Sure it's annoying when FF adds in features like Hello and so on, but I've never NOT been able to find a way to disable those things in about:config if they aren't available in the standard preferences. I've used about:config to tailor my Firefox browsers to my specific connection, memory, cpu and privacy requirements many times over the last decade of use. I'm always grateful to have it, and it's pretty well documented. In fact there are sites dedicated to keeping up with new settings for privacy and performance. http://thesimplecomputer.info/tscs-firefox-tweak-guide for example.
I know that Chrome has about:about, but it doesn't go quite as deep as Firefox's about:config in terms of being able to really change privacy and performance to suit your needs or use case.
What would be nice is an addon that keeps you see the documentation for items in about config, or even better yet, roll that into a GUI for making privacy and performance adjustments that is updated when FF is updated.

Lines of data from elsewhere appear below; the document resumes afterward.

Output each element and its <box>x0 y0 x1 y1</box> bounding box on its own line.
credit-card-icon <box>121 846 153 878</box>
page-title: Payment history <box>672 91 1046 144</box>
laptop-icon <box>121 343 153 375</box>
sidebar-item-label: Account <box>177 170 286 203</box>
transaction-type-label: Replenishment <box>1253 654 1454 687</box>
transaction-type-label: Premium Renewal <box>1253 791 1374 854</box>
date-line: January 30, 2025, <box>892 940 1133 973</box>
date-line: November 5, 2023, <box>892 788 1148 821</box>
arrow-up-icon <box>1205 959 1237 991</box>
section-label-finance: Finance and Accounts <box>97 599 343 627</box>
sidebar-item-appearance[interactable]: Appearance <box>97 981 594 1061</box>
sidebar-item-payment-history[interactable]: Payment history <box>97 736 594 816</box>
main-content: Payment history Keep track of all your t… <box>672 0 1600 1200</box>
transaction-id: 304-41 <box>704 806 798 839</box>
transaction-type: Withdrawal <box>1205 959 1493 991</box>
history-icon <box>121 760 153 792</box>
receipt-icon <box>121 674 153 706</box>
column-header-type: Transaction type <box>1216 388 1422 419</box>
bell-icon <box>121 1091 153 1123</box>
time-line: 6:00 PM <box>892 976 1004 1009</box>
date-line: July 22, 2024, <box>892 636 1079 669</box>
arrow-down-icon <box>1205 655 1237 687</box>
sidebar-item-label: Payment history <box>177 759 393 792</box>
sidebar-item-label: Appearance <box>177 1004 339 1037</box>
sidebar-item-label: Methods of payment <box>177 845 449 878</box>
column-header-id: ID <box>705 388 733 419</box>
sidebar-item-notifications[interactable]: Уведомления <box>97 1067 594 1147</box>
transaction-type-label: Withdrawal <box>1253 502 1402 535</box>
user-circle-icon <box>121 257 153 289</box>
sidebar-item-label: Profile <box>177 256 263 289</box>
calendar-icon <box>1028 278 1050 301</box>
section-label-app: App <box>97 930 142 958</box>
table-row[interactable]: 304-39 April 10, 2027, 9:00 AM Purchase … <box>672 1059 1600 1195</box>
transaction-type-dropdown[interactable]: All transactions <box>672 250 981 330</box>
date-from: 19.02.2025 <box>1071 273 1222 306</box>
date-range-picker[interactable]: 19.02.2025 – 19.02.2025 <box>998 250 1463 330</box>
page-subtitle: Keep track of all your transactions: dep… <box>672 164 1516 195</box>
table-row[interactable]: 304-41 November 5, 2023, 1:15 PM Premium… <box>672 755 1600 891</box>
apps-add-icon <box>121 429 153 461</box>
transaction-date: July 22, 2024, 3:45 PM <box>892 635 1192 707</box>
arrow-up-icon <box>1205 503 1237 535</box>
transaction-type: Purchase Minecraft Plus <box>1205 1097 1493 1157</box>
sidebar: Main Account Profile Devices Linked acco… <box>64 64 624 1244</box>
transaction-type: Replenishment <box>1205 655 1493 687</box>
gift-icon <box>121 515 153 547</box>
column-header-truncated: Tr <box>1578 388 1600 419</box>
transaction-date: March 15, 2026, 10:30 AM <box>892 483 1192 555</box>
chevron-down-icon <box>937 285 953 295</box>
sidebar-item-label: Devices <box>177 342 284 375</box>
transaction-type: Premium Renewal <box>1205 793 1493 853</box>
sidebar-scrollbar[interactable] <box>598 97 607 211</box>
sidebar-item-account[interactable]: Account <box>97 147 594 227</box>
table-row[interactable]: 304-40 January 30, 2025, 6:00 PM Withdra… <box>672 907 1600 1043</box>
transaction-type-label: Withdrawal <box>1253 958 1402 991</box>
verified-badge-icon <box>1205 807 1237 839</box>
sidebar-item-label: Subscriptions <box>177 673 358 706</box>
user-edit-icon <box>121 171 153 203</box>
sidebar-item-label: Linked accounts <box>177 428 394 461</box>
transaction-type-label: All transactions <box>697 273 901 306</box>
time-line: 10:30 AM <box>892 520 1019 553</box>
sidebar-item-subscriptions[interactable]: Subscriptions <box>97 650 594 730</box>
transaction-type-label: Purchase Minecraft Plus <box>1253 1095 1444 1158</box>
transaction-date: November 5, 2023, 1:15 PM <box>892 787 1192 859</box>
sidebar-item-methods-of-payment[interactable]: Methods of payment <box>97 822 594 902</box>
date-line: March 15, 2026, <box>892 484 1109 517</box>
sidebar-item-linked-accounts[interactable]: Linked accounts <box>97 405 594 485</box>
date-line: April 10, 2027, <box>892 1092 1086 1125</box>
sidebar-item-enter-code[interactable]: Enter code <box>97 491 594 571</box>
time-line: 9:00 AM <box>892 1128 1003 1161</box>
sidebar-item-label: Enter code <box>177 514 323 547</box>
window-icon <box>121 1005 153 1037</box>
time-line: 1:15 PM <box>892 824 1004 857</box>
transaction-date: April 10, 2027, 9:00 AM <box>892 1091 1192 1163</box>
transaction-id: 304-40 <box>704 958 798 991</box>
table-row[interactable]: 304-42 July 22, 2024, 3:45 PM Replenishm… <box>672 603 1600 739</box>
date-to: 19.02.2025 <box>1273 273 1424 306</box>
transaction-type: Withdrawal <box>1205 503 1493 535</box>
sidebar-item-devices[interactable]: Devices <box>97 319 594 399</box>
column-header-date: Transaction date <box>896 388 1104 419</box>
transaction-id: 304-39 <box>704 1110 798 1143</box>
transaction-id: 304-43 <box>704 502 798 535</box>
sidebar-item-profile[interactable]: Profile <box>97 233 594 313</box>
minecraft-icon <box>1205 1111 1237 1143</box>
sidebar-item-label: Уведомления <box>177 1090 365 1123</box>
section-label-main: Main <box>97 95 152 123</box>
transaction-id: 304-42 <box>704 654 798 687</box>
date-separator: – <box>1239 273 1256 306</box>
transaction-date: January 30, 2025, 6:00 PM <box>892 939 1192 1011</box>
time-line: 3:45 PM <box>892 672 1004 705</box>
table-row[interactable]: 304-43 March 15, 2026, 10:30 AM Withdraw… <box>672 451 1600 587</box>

Performance, portability, openness aside (there are many contenders here today), the main reason I use Firefox is because guys at Mozilla Foundation *seem* to care about my privacy *a bit* more than others. Or rather, they haven't designed Firefox from ground up to suck as much information about me as they can get away with.
Unfortunately, even though the potential is clearly here, Firefox does very little to actively protect my privacy. All the killer privacy features are pushed out to extensions. In 2015 there is no excuse for not shipping Adblock as a built-in component. I would really love to see filters being maintained and distributed within Mozilla - if nothing else, that would be a great way to engage the community.
Another extension which is "a must" for me, and badly suffers from integration issues, is Multifox. It lets me open several windows, each presenting a different identity to web servers. I believe it was designed to allow multiple simultaneous logins to services like Gmail but it has a nice side effect of being the most effective way of blocking trackers. They can get all the information about Youtube videos "I" watch, or what online banking "I" use, but they cannot easily connect these patches of information into a single consistent picture of "me". I bet such function will never make its way into Chrome or Safari, yet Mozilla chose to ignore the potential killer feature again.
So, why many of such essential privacy features are still not part of Firefox? I used to think it was because of Google founding but times have changed and Mozilla still does very little on that front (no, DNT really doesn't count).
I can't speak for everybody, but I use it when I want to surf porn, but don't want to have to log out of everything before, and clear my cache after. They might as well just call it "Pornsurfin' mode" To really one-up their feature-set, they could change the default search to Bing.
I'm a. Old fuddee dudie. Even though I have Chrome and other browsers, I always return to Firefox. With it I am more confident of my browsing privacy than with any other browser. Eventually, when your deepest secrets are on the web, will you say "I didn't know Chrome did that or the other browser leaked my info. Sure Ff is a little slower, but I believe my browsing history belongs to me and me one. Bye bye Chrome, Chromium and all the leaky rest.